The prototype Signal Shield has been developed and tested in the UK by Nissan GB on one of its Juke sports utility vehicles with a view to it becoming a potential in-car option for millions.
A Nissan spokesman said: ‘It’s the 21st century application of a Victorian invention. Nissan GB has adopted a technology that’s almost 200 years old to create a concept solution for reducing smartphone distraction at the wheel.
‘The beauty of the design is its simplicity. The Nissan Signal Shield is a prototype compartment within the arm rest of a Nissan Juke that is lined with a Faraday cage, an invention dating back to the 1830s.
‘Once a mobile device is placed in the compartment and the lid closed, the Nissan Signal Shield creates a ‘silent zone’, blocking all of the phone’s incoming and outgoing cellular, Bluetooth and Wi-Fi connections.’
Inventors believe it will be particularly helpful for motorists who really don’t want to use their phone while driving but can't help themselves (stock image).
Nissan said the shield gives drivers choice about whether to eliminate distractions caused by the millions of text messages, social media notifications and app alerts that are ‘pushed’ to smartphones each day.
They added: ‘Users are becoming habitually more tempted to check text messages and notifications as they appear on their phone’s screen, even if they are driving.
‘The Nissan Signal Shield gives drivers the choice between being able to contact and be contacted from the road, or creating a ‘phone-free’ space and time. It means a digital detox and a drive that’s free of incoming distractions.’
To restore the phone’s wireless connections, drivers simply open the arm rest to reveal the compartment – without taking eyes off the road or touching the phone itself.
Drivers who want to listen to music or podcasts stored on their smartphone can still connect to the car’s entertainment system via a physical wire link to the USB or auxiliary ports.
No signal: Drivers want to listen to music or podcasts stored on their smartphone can still connect to the car’s entertainment system via a physical wire
RAC road safety spokesman Pete Williams said: ‘Our research shows that handheld phone use by drivers has reached epidemic proportions'.
Alex Smith, managing director of Nissan Motor GB Ltd, said mobile phone use at the wheel is a ‘growing concern’ for car-makers.
He added: ‘Some drivers are immune to the activity of their smartphone, but for those who struggle to ignore the beeps and pings, this concept provides a simple solution in this very ‘connected’ world we live in.’
‘Nissan produces some of the safest cars on the road today, but we are always looking at new ways to improve the wellbeing of our customers.’
RAC road safety spokesman Pete Williams said: ‘Our research shows that handheld phone use by drivers has reached epidemic proportions.
'Many people have become addicted to them. However, the use of a handheld phone when driving represents both a physical and mental distraction and it has been illegal since 2003.

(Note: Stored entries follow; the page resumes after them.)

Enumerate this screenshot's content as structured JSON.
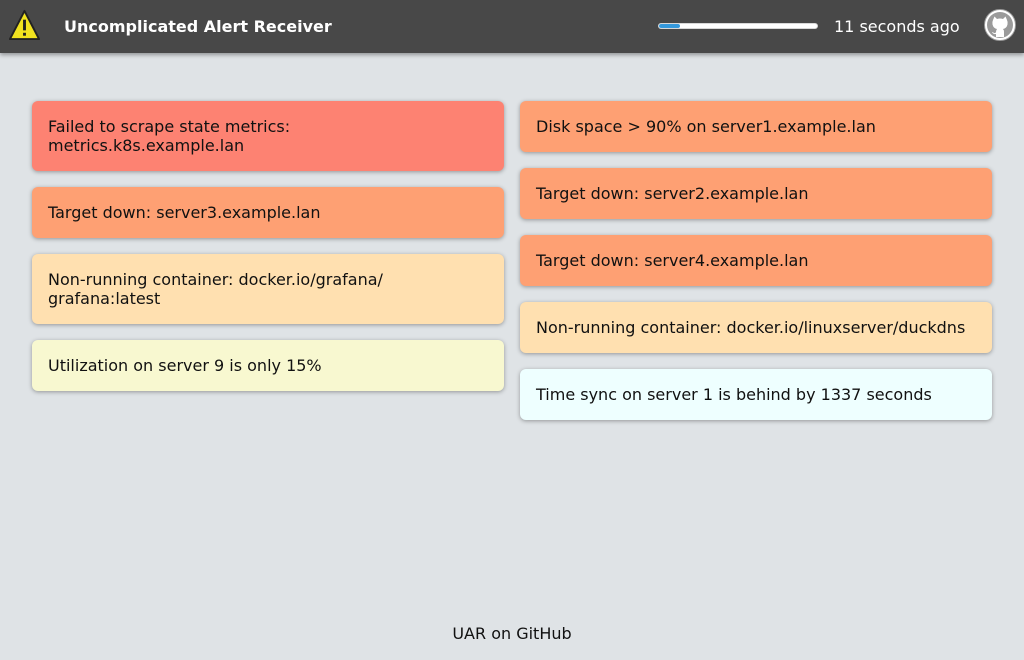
{
  "header": {
    "title": "Uncomplicated Alert Receiver",
    "logo_icon": "warning-triangle-icon",
    "refresh_progress": 0.13,
    "last_updated": "11 seconds ago",
    "github_icon": "github-icon"
  },
  "colors": {
    "critical": "#fd8272",
    "error": "#fea073",
    "warning": "#ffe0b0",
    "info": "#f8f8d0",
    "notice": "#eeffff",
    "progress_fill": "#3498db",
    "topbar": "#484848"
  },
  "alerts_left": [
    {
      "text": "Failed to scrape state metrics: metrics.k8s.example.lan",
      "severity": "critical"
    },
    {
      "text": "Target down: server3.example.lan",
      "severity": "error"
    },
    {
      "text": "Non-running container: docker.io/grafana/ grafana:latest",
      "severity": "warning"
    },
    {
      "text": "Utilization on server 9 is only 15%",
      "severity": "info"
    }
  ],
  "alerts_right": [
    {
      "text": "Disk space > 90% on server1.example.lan",
      "severity": "error"
    },
    {
      "text": "Target down: server2.example.lan",
      "severity": "error"
    },
    {
      "text": "Target down: server4.example.lan",
      "severity": "error"
    },
    {
      "text": "Non-running container: docker.io/linuxserver/duckdns",
      "severity": "warning"
    },
    {
      "text": "Time sync on server 1 is behind by 1337 seconds",
      "severity": "notice"
    }
  ],
  "footer": {
    "link_text": "UAR on GitHub"
  }
}
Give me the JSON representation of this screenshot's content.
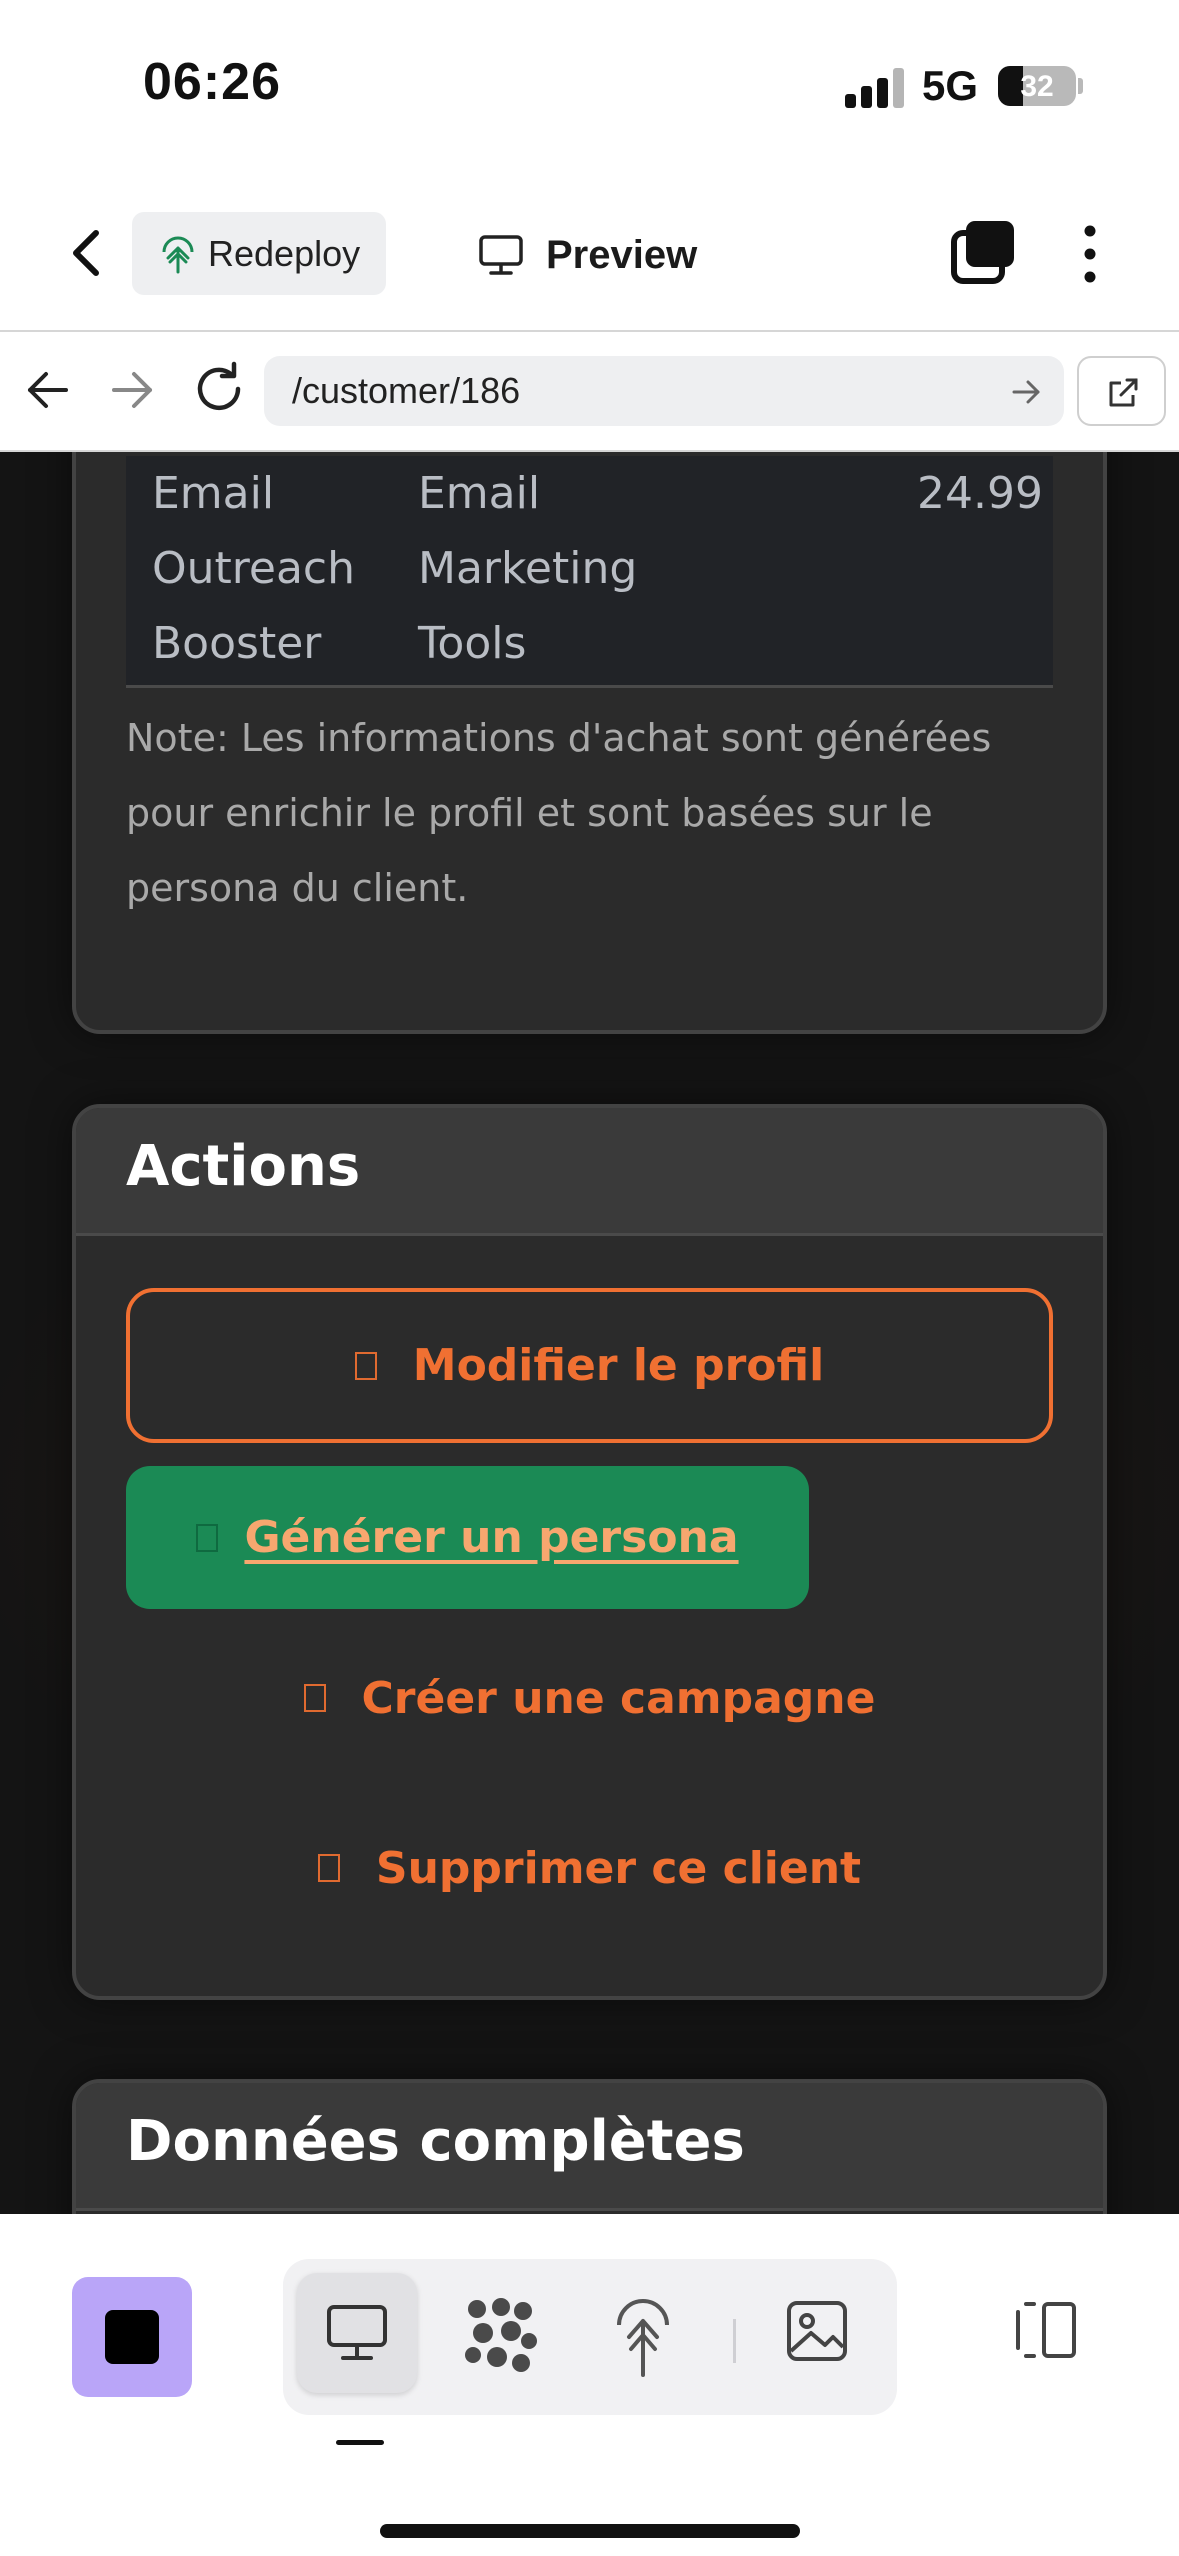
{
  "status": {
    "time": "06:26",
    "network": "5G",
    "battery": "32"
  },
  "toolbar": {
    "redeploy_label": "Redeploy",
    "preview_label": "Preview"
  },
  "browser": {
    "url": "/customer/186"
  },
  "purchase_table": {
    "row": {
      "product": [
        "Email",
        "Outreach",
        "Booster"
      ],
      "category": [
        "Email",
        "Marketing",
        "Tools"
      ],
      "price": "24.99"
    },
    "note": "Note: Les informations d'achat sont générées pour enrichir le profil et sont basées sur le persona du client."
  },
  "actions": {
    "title": "Actions",
    "edit_label": "Modifier le profil",
    "persona_label": "Générer un persona",
    "campaign_label": "Créer une campagne",
    "delete_label": "Supprimer ce client"
  },
  "full_data": {
    "title": "Données complètes"
  },
  "colors": {
    "accent": "#f07032",
    "persona_bg": "#1b8a55",
    "stop_bg": "#b9a5f8"
  }
}
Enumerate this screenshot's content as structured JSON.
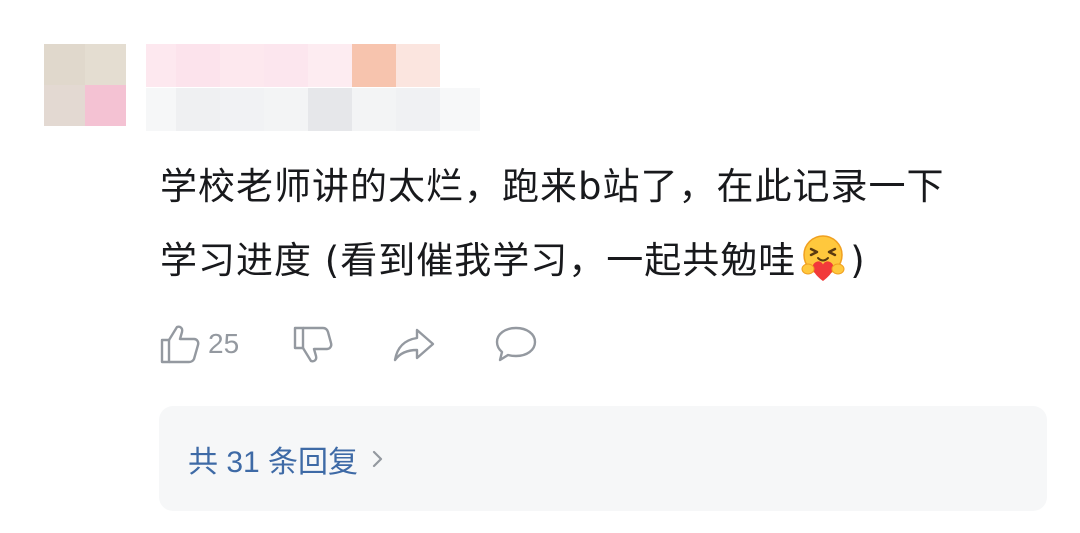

‘For those who can’t avoid the temptation, this simple but pretty clever tech gives them a valuable mobile-free zone’.
The RAC, which is urging drivers to pledge not to use a phone at the wheel (www.bephonesmart.uk), says the number of drivers admitting to handling their phone in the car has almost quadrupled from 8 per cent in 2014 to 31 per cent in 2016.
Research shows that drivers are four times more likely to be in a crash if they are using a phone whilst driving, and their reaction times are two-times slower than those drink-driving.
Just under half of drivers (49 per cent) aged 25 to 34 admitted they sometimes go online or use apps while driving. Almost a third of drivers in the same age group said they do this several times a week at least.